Come abbiamo più volte già ribadito su queste pagine, l’Italia non può e soprattutto non deve farcela da sola. L’Italia ha già fatto il suo dovere con Mare Nostrum, giusto per dire che, qualche volta, si può legittimamente esser fieri di questo Paese un po’ scapestrato, come amiamo definirlo. Questi migranti si dirigono verso le sponde italiane solamente perché l’Italia è la frontiera sud dell’Europa. In realtà pochi di loro rimangono nel nostro Paese, si dirigono altresì verso il Nord Europa, dove nella maggior parte dei casi li attendono amici o parenti già inseriti. Lampedusa e la Sicilia non sono le frontiere italiane, bensì le frontiere europee. Escano dunque dal guscio dell’ipocrisia le istituzioni europee e si facciano carico una volta per tutte, in maniera adeguata, di questa situazione.
È impensabile che la prima economia mondiale, ossia l’Europa, non riesca a mettere a punto un efficiente piano di salvataggio, un’operazione umanitaria alla quale affiancare anche, ovviamente, misure di sicurezza (identificazioni etc.) per contrastare le possibili infiltrazioni di terroristi tra i migranti. Già perché, se fino a qualche mese fa tale eventualità appariva piuttosto remota, adesso lo scenario è totalmente cambiato.
Ragionevole il tweet di Matteo Renzi datato 11 Febbraio: “Strumentalizzare i morti è triste prima ancora che ingiusto. Il problema è la Libia, non Mare Nostrum o Triton”. Il problema in questo momento è proprio la Libia. Stato ormai quasi “fallito”, sta cadendo preda di bande armate che hanno iniziato ad adottare i vessilli dell’Isis. È di pochi giorni fa la notizia che i discorsi del sedicente califfo Al Baghdadi sono stati trasmessi alla radio a Sirte, città natale dell’ex dittatore libico Gheddafi. In realtà la situazione nella ex “quarta sponda italiana” è molto più complessa: manca un vero interlocutore politico, ci sono due governi e due parlamenti, poi un sottobosco frastagliato dove si collocano svariate milizie armate, differenti gruppi, sigle, rivalità tribali. Un caos.

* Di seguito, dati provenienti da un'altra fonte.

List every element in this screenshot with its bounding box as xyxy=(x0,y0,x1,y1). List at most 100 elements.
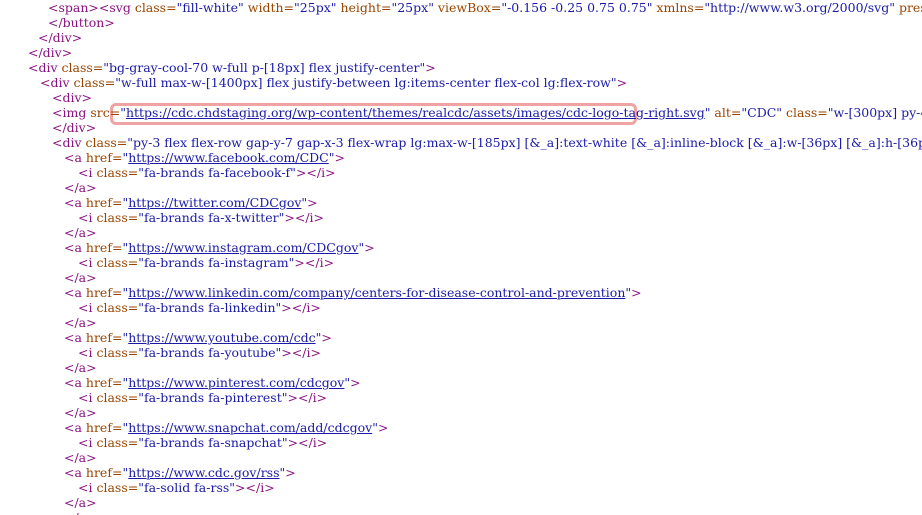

Ecco dunque che l’emergere dell’Isis, da questo sottobosco libico, cambia radicalmente lo scenario del problema immigrazione. A questo punto, con i terroristi a sole 200 miglia marine di distanza, nessuno può escludere più il rischio di infiltrazioni. Se la risposta all’emergenza umanitaria dei migranti deve essere europea, la risposta al problema della Libia deve essere mondiale. Una risposta prima di tutto politica e diplomatica, perché si ha la netta impressione che questa ONU somigli sempre di più alla vecchia “Società delle Nazioni”, uno scatolone vuoto, che fu incapace di impedire l’escalation che condusse alla seconda guerra mondiale. L’Europa si faccia carico di salvare le vite dei migranti, il mondo fermi questa follia chiamata Isis.